In my early twenties, I spent an inordinate amount of time wondering how other people managed to make it through the day without needing to take a nap.
I marvelled at friends and family members who rose at 7am and went to bed at 11pm, and didn't once feel the need to rest their chin against their chest and sleep.
And sleep, and sleep, and sleep.
At about 24, I started noticing that no matter how much sleep I got, I struggled to function at the same level as other people. At the time I was completing an MA and working a part-time job, so I was assured that it was just my busy lifestyle that left me feeling this way.
But I was certain there was more to it. I constantly felt like I was treading through treacle, I struggled to concentrate and my lethargy made me feel like I weighed a thousand tonnes and was moving through the world at a glacial pace.
There were times when I slept in toilet cubicles in college (and yes, it is as grim as it sounds), because I knew I wouldn't make it through my next class without getting even a few moments sleep, and I didn't want to be seen drooling down myself in crowded common areas.
Did these ill-advised bathroom breaks ever help? Not really, but I was desperately trying to deal with my exhaustion without it interfering too drastically with my studies or social life.
Oh, and then there was the constant cold and the inexplicable weight gain.
No matter how many layers I wore, I was permanently cold.
It actually felt like the coldness had permeated my skeleton – seeped into my bones. Carrying a hot water bottle everywhere I went was like using a plaster for an axe wound, it covered the surface but did nothing for the turmoil beneath.
My weight, which is something I've always needed to keep an eye on, began to creep up, and between the spike on the scales and the constant exhaustion, I was…well… a mess.
After a much-needed trip to the doctors, I was given a blood test and diagnosed with hypothyroidism which means I have an under-active thyroid.
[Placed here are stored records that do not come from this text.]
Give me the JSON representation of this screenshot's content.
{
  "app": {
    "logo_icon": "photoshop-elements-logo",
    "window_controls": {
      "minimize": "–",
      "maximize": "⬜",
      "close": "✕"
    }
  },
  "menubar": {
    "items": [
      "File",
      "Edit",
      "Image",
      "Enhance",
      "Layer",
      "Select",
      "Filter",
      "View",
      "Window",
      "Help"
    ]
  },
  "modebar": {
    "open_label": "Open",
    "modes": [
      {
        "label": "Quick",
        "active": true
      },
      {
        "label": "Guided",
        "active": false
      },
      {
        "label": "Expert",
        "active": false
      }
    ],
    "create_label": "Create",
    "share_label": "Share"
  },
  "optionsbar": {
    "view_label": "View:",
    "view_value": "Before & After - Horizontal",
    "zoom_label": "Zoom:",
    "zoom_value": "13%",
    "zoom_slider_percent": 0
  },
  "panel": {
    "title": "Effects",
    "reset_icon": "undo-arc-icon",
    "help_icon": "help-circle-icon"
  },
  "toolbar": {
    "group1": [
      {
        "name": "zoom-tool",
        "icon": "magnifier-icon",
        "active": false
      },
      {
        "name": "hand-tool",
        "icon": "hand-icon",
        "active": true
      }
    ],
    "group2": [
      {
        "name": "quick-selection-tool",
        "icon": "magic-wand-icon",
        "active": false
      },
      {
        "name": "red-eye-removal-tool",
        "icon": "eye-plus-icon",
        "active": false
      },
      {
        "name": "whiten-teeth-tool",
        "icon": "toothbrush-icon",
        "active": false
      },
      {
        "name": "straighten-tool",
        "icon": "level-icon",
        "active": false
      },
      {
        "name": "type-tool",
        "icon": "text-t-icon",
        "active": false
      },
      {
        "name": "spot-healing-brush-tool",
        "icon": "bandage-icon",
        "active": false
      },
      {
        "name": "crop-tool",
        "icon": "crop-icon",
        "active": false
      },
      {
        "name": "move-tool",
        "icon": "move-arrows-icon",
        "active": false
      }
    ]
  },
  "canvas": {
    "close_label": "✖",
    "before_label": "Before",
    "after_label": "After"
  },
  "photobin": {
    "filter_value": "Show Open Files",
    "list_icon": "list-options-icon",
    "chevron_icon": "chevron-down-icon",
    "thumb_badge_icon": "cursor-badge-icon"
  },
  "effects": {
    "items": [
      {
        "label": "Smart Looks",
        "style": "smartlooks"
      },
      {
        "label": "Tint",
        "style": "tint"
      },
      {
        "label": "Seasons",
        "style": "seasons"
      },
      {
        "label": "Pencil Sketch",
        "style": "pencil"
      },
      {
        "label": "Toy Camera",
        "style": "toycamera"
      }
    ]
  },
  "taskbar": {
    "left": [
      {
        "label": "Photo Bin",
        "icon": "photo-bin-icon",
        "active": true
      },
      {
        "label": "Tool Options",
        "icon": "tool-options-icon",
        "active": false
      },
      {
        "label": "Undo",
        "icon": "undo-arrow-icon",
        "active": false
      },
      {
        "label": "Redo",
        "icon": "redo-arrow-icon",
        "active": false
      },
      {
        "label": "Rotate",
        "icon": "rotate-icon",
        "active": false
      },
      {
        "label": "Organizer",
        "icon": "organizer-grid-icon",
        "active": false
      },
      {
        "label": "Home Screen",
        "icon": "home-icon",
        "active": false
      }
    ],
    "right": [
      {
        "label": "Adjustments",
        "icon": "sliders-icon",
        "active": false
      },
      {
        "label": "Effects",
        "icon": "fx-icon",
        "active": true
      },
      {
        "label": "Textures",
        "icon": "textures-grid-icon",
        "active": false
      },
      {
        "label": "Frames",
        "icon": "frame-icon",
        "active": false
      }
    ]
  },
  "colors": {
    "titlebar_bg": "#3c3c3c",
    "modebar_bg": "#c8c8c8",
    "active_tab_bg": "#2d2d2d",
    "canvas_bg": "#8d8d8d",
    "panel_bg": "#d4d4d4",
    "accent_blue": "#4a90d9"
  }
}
The thyroid is a gland in the neck, which regulates and controls your metabolism, and mine wasn't producing enough of the hormone needed to do that, which resulted in 12 months of toilet naps, sparse eyebrows and full-body shivers.
Being told that my symptoms made sense and I wasn't just lazy, unfit, and greedy was so reassuring, while being prescribed daily medication which regulated the production of hormones was like being coaxed into the light.
My energy levels increased almost immediately, and my sense of lethargy all but disappeared.
I was encouraged to avoid sugar as my weight has a tendency to spike if I even pass a bakery, and while I certainly keep it in mind, I have an insatiable sweet tooth and don't always adhere as strictly to the advice as I should.
I do, however, know when my metabolism has had enough of my rule-bending, and I do my utmost to rein it in.
Five years on, I have good days, bad days and days when I'd step over my own mother for sliver of chocolate, but isn't that normal?
For me, keeping active is vital for controlling the condition, as it not only increases my energy levels naturally, it also stops me reaching for junk food because I refuse to undo the merits of a gym session for three minutes of chocolatey, nutty, biscuity… sorry, where was I?
While hypothryroidism is a very common condition, and easily managed with a prescribed level of daily medication, the effect it has when it goes untreated can be detrimental to a person's physical and emotional wellbeing.
If you're concerned that you may be suffering from the condition, a quick blood test with your GP will go a long way towards identifying the reason for your symptoms.
So, step yourself out of that toilet cubicle and schedule an appointment with your practitioner ASAP.